Una buona parte delle persone che intraprendono una dieta non lo fa per motivi di salute: l’obiettivo è quello di recuperare la linea, la forma fisica, spesso idealizzata, magari in tempi ridotti e con massima efficacia. Spesso quindi si assiste a una volontaria restrizione calorica, si mangia di meno, molto di meno. Magari si aumenta anche l’attività fisica, in particolare l’esercizio di tipo aerobico, “cardio” per quelli più alla moda, trascorrendo ore e ore tra tapis roulant, elittiche, lezioni di spinning e altre amenità del genere. E poi, dopo i primi esaltanti successi iniziali, il dramma: la perdita di peso si arresta, la condizione generale peggiora e addirittura il temuto grasso può tornare a salire.

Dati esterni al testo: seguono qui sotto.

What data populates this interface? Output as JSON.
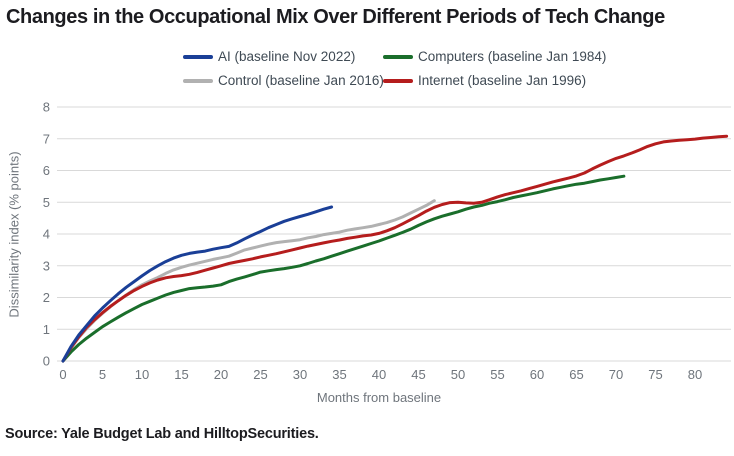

Il quadro descritto è ben conosciuto da molte donne ed è fonte di grande frustrazione e sconforto. Spesso nel tentativo di superare l’impasse si punta ad una dieta ancor più rigida aumentando ancora l’attività fisica, senza alcun risultato se non quello di peggiorare la situazione.
Perché avviene questo? Quali sono i meccanismi che si inceppano e che rendono il dimagrimento sempre più difficile nonostante il pochissimo cibo consumato e la grande mole di attività fisica?
La risposta non è certo semplice ma una serie di studi sul tema possono darci importanti indicazioni. Si tratta di una serie di lavori che vanno ad esaminare la produzione di cortisolo in donne, sia giovani sia in post-menopausa, soggette a restrizione calorica volontaria, quella che in linguaggio di tutti i giorni si definisce dieta. [1, 2, 3]
Il ruolo del cortisolo
Il cortisolo è un ormone che da anni gode di una pessima stampa, al pari della collega insulina, tanto che molti di quegli ameni divulgatori che amano semplificare gli hanno appiccicato addosso l’etichetta di ormone “cattivo”. Niente di più sbagliato: il ruolo del cortisolo è cruciale nel regolare tutta una serie di risposte dell’organismo a variazioni nell’ambiente circostante ed interno.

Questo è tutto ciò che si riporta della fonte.